The point has been made (I forget where—maybe Paul Graham?) that you shouldn’t let yourself get too caught up by doing errands and chores, because most things really can wait, and you should be lazier with certain things (or more willing to subcontract them) so that you can be busier with the more important things. Act like your time is valuable. But I think I have the opposite problem. I simply don’t know when to make myself take care of myself and my surroundings, let alone make consistent progress toward any genuine accomplishment, without feeling, desperately, like I’m missing out on something important.
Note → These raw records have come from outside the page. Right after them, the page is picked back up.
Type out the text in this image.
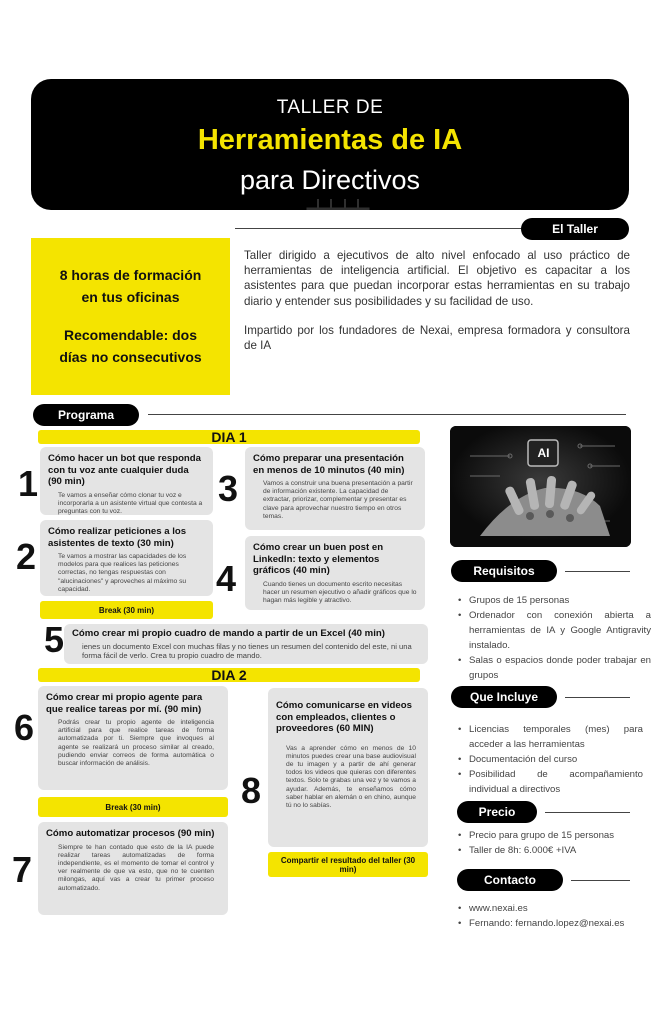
TALLER DE
Herramientas de IA
para Directivos
El Taller

8 horas de formación
en tus oficinas

Recomendable: dos
días no consecutivos

Taller dirigido a ejecutivos de alto nivel enfocado al uso práctico de herramientas de inteligencia artificial. El objetivo es capacitar a los asistentes para que puedan incorporar estas herramientas en su trabajo diario y entender sus posibilidades y su facilidad de uso.

Impartido por los fundadores de Nexai, empresa formadora y consultora de IA

Programa
DIA 1
1
Cómo hacer un bot que responda con tu voz ante cualquier duda (90 min)
Te vamos a enseñar cómo clonar tu voz e incorporarla a un asistente virtual que contesta a preguntas con tu voz.
3
Cómo preparar una presentación en menos de 10 minutos (40 min)
Vamos a construir una buena presentación a partir de información existente. La capacidad de extractar, priorizar, complementar y presentar es clave para aprovechar nuestro tiempo en otros temas.
2
Cómo realizar peticiones a los asistentes de texto (30 min)
Te vamos a mostrar las capacidades de los modelos para que realices las peticiones correctas, no tengas respuestas con "alucinaciones" y aproveches al máximo su capacidad.	4
Cómo crear un buen post en LinkedIn: texto y elementos gráficos (40 min)
Cuando tienes un documento escrito necesitas hacer un resumen ejecutivo o añadir gráficos que lo hagan más legible y atractivo.
Break (30 min)
5 Cómo crear mi propio cuadro de mando a partir de un Excel (40 min)
ienes un documento Excel con muchas filas y no tienes un resumen del contenido del este, ni una forma fácil de verlo. Crea tu propio cuadro de mando.
DIA 2
6
Cómo crear mi propio agente para que realice tareas por mí. (90 min)
Podrás crear tu propio agente de inteligencia artificial para que realice tareas de forma automatizada por ti. Siempre que invoques al agente se realizará un proceso similar al creado, pudiendo enviar correos de forma automática o buscar información de análisis.
Break (30 min)
7
Cómo automatizar procesos (90 min)
Siempre te han contado que esto de la IA puede realizar tareas automatizadas de forma independiente, es el momento de tomar el control y ver realmente de que va esto, que no te cuenten milongas, aquí vas a crear tu primer proceso automatizado.
8
Cómo comunicarse en videos con empleados, clientes o proveedores (60 MIN)
Vas a aprender cómo en menos de 10 minutos puedes crear una base audiovisual de tu imagen y a partir de ahí generar todos los videos que quieras con diferentes textos. Solo te grabas una vez y te vamos a ayudar. Además, te enseñamos cómo saber hablar en alemán o en chino, aunque tú no lo sabías.
Compartir el resultado del taller (30 min)
AI
Requisitos
• Grupos de 15 personas
• Ordenador con conexión abierta a herramientas de IA y Google Antigravity instalado.
• Salas o espacios donde poder trabajar en grupos
Que Incluye
• Licencias temporales (mes) para acceder a las herramientas
• Documentación del curso
• Posibilidad de acompañamiento individual a directivos
Precio
• Precio para grupo de 15 personas
• Taller de 8h: 6.000€ +IVA
Contacto
• www.nexai.es
• Fernando: fernando.lopez@nexai.es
Part of it’s that I am so high-strung. (That’s partially due to my ADD medication. I might try another one and see if it makes me less nervous.) I need to relax myself once in a while, like twice a day or so, and make sure that I keep a reasonable mental pace. More of a jog and less of a sprint. But how do you do that? Can I stop and breathe deeply and feel relaxed in a reasonable amount of time? Yesterday I did it for an hour before I felt settled down.

And even stopping for a second to calm down seems hard to do. I feel compelled to keep going. My mind is always racing. And the faster I go, the less I can get done, because I end up being too damn tired. Mentally exhausted. I need to figure out how to make time for slow, steady, random self-improvement. Just enough of that so that I can start getting some boring, necessary things done.

It seems like the right balance would be precarious. Having enough ideas but not enough expertise will get you nowhere, and having no good ideas will make whatever you produce be mediocre. (This can’t really be resolved by teaming up with people who complement you. Too much communication inefficiency.) And having just a little too much curiosity might decrease your daily plodding consistency, and overall productivity, by a factor of two. But have just a little too little curiosity is a recipe for long-term stagnation. Each time you get twice as close to the ideal value, your long-term productivity doubles. It’s a sharp peak you’re aiming for, with very little feedback as to where the right balance is (since the payoff for curiosity is so long-term). I wonder how much of a component of the disposition of great innovators is the right balance of these two qualities.

I’ll leave speculations about how to attain this peak for future posts.

BTW, I hate English peas. Eating them makes me want to vomit, physically. I can sort of tolerate them sprinkled into other things (like casseroles) but only barely.